Der frühere Regierungschef Ehud Barak hat den Begriff von Israel als "Villa im Dschungel" geprägt: Ein hochmodernes Biotop, umgeben von feindseligen, unberechenbaren Nachbarn. "Es ist ein Ort, an dem andere Gesetze gelten - es gibt keine Hoffnung für jene, die sich nicht verteidigen können und keine Gnade für die Schwachen", sagte Barak schon 1996, damals Außenminister.

Israel sei "das Bollwerk der Freiheit im Nahen Osten", sagte Regierungschef Benjamin Netanyahu im vergangenen Jahr. Im "Kampf der Zivilisationen" wollten radikale Islamisten Israel zerstören und dann die Welt erobern, meint er.

Für Yossi Beilin, einen der Architekten der Friedensabkommen mit den Palästinensern, gibt es jedoch auch heute keine Alternative zu einer Friedenslösung in der Region. "Ich denke, in den kommenden zehn Jahren wird es eine Entscheidung geben", sagte Beilin. "Die Situation so beizubehalten, wird unmöglich." Ideal wäre seiner Meinung nach ein Staatenbund zwischen Israel und einem unabhängigen Palästina. Zwei Staaten, die durch Einrichtungen, etwa in der Landwirtschaft oder der Infrastruktur, verbunden sind.

Diese Vision könnte wohl nur Wirklichkeit werden, wenn es nicht nur ein endgültiges Abkommen mit den Palästinensern gäbe, sondern auch die arabischen Staaten Israel anerkennen würden. Die Gründung des "zionistischen Gebildes", wie Israels Feinde das Land nennen, war auch der Beginn einer tiefen Feindschaft und mehrerer Kriege mit den Nachbarn. Ägypten und Jordanien schlossen zwar vor Jahren Friedensverträge mit Israel - doch das Verhältnis bleibt unterkühlt.

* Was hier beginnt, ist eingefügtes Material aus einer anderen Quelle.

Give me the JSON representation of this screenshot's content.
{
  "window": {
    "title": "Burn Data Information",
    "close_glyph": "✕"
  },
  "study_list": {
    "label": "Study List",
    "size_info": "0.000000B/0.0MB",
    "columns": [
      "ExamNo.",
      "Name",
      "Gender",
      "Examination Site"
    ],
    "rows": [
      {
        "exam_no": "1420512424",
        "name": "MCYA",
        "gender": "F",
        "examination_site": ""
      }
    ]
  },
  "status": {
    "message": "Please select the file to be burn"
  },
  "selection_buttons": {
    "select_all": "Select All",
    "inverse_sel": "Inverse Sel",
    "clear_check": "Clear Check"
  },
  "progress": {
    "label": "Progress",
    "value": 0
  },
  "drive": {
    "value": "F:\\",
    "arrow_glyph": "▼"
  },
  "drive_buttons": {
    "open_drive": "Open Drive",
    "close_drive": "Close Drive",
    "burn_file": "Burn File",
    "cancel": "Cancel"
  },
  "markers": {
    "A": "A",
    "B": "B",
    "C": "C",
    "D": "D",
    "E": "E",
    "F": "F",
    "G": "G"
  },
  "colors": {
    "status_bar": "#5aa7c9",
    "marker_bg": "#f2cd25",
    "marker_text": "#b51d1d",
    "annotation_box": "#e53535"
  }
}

Ausgerechnet ein gemeinsamer Gegner könnte zur einer Annäherung der beiden Seiten führen: Israel und das sunnitische Königreich Saudi-Arabien sind dem schiitischen Iran gleichermaßen feindlich gesinnt und wollen dessen Einfluss in der Region zurückdrängen. So ist zu erklären, dass der saudische Kronprinz Mohammed bin Salman kürzlich den Israelis das Recht auf einen eigenen Staat zubilligte - überraschende Worte aus dem Mund eines arabischen Herrschers.

Allerdings hatte schon der mittlerweile verstorbenen saudische König Abdullah 2002 eine Friedensinitiative vorgeschlagen, die eine Normalisierung der Beziehungen zwischen Israel und der arabischen Welt vorsieht. Das arabische Gipfeltreffen vor einem Jahr in Jordanien bekräftigte den Plan noch einmal. Für viele Anführer der Region spielt das Schicksal der Palästinenser längst nur noch eine untergeordnete Rolle. Das zeigten auch die vergleichsweise schwachen arabischen Proteste gegen die Entscheidung von US-Präsident Donald Trump, Jerusalem als Hauptstadt Israels anzuerkennen.